Une Balance Commerciale en Amélioration
M. Joof a noté que, bien que la balance commerciale de la Gambie soit historiquement déficitaire en raison d’un faible niveau de production, les importations et exportations continuent d’augmenter. Il a précisé que les producteurs gambiens bénéficient d’une exonération de droits de douane pour vendre librement à d’autres pays de la CEDEAO, favorisant ainsi le commerce intra-régional.
Promotion des Échanges par le SLEC
Depuis 2006, la Gambie a mis en œuvre le Schéma de Libéralisation des Échanges de la CEDEAO (SLEC), qui a permis aux producteurs gambiens d’accéder sans entrave aux marchés des autres pays de la région. Ce programme a également ouvert le marché gambien aux entreprises sénégalaises, avec des importations en provenance du Sénégal passant de 774 millions de dalasis en 2018 à plus de 3 milliards de dalasis en 2022.
Défis à Surmonter
Cependant, M. Joof a également attiré l’attention sur les difficultés rencontrées par les produits gambiens sur le marché sénégalais.
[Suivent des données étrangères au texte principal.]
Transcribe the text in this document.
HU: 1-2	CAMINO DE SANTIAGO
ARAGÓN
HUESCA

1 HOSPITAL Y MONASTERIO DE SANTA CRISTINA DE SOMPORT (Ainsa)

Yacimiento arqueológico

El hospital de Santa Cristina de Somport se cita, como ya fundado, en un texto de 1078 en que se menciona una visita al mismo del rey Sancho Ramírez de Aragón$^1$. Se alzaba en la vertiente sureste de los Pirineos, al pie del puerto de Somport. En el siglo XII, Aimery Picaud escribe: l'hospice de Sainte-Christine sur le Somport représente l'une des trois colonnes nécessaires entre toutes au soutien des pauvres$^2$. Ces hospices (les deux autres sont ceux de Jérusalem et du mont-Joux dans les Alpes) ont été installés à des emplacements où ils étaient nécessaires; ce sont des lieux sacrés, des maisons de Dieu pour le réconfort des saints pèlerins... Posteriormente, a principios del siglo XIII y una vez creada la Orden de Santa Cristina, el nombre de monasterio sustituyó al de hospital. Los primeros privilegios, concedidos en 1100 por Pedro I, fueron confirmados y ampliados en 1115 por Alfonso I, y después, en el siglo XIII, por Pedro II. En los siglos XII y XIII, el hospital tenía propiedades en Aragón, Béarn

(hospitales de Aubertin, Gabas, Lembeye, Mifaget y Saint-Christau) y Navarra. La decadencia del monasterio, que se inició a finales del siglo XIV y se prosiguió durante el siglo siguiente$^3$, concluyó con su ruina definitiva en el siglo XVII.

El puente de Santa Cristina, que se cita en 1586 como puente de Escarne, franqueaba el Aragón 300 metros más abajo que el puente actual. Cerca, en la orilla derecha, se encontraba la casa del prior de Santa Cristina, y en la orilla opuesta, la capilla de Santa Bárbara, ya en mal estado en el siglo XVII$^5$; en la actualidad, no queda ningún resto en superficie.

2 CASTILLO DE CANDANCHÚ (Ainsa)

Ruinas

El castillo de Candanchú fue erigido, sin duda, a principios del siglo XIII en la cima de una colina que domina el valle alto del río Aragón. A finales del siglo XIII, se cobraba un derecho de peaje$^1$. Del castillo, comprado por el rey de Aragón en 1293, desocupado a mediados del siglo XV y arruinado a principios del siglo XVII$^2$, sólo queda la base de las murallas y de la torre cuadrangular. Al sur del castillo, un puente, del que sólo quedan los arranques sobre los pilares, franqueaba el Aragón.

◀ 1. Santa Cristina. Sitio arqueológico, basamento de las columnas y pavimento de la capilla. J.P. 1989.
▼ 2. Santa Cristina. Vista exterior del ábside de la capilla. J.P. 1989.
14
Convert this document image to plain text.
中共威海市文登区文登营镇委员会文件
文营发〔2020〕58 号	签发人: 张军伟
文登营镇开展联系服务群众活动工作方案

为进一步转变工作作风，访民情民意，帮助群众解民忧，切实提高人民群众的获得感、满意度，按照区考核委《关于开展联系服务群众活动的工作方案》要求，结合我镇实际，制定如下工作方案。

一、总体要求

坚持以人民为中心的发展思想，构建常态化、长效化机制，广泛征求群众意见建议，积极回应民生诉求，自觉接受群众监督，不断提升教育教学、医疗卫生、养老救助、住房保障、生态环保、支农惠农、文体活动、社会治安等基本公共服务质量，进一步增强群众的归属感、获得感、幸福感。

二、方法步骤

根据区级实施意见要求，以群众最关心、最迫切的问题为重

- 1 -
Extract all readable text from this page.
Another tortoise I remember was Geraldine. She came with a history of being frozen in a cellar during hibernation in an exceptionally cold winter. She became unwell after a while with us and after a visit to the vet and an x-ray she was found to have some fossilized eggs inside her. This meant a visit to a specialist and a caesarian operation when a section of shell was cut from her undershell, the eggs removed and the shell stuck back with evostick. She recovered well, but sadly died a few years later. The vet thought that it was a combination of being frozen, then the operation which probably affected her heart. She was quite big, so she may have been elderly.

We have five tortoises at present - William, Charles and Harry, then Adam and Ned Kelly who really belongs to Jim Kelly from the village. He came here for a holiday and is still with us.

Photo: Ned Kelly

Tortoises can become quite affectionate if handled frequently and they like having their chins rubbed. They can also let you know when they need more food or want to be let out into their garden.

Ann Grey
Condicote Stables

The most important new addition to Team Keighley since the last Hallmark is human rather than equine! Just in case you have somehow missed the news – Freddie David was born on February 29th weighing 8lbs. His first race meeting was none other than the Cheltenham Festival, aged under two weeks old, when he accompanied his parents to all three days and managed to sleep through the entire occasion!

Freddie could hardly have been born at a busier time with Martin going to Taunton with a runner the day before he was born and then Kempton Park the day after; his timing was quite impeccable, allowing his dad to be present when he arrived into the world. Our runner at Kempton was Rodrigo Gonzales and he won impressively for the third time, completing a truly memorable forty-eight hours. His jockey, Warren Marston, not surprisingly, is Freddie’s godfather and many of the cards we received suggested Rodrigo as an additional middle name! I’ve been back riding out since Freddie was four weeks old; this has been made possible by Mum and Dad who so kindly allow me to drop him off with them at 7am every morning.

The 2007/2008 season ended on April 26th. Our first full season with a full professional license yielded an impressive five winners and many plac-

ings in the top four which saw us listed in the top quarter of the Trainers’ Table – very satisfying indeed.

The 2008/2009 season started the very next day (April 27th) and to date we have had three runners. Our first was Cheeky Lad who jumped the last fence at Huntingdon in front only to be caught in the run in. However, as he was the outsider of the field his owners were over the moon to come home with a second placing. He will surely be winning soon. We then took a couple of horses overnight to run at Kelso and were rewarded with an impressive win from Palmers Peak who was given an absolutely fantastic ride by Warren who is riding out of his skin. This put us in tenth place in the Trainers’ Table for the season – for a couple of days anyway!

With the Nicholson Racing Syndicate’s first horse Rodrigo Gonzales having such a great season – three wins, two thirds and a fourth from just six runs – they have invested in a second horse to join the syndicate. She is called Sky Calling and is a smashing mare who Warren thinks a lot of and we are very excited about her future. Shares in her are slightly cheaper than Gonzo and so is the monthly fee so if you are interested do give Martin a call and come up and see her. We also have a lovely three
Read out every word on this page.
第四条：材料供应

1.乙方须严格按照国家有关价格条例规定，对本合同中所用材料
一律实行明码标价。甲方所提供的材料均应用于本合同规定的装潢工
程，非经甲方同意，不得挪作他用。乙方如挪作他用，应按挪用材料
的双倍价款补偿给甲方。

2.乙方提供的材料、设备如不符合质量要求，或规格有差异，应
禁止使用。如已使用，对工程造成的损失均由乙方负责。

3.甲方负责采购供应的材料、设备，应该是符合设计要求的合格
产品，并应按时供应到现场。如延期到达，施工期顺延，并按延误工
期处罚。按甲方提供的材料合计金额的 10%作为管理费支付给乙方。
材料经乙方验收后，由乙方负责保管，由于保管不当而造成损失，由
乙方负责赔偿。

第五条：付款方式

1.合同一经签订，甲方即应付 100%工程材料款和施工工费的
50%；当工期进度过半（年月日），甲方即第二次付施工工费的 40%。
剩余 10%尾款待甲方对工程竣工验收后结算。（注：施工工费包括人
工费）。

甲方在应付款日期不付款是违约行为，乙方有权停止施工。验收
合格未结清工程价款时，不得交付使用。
Depuis la fermeture des brasseries de Banjul, les exportations vers le Sénégal ont cessé. Le ministre a indiqué que l’accès à ce marché demeure un défi, en raison des politiques protectionnistes et de l’application rigoureuse des douanes par le gouvernement sénégalais.
Bien que la Gambie s’efforce de dynamiser ses échanges commerciaux, des obstacles subsistent, notamment sur le marché sénégalais, limitant ainsi le potentiel des exportations gambiennes.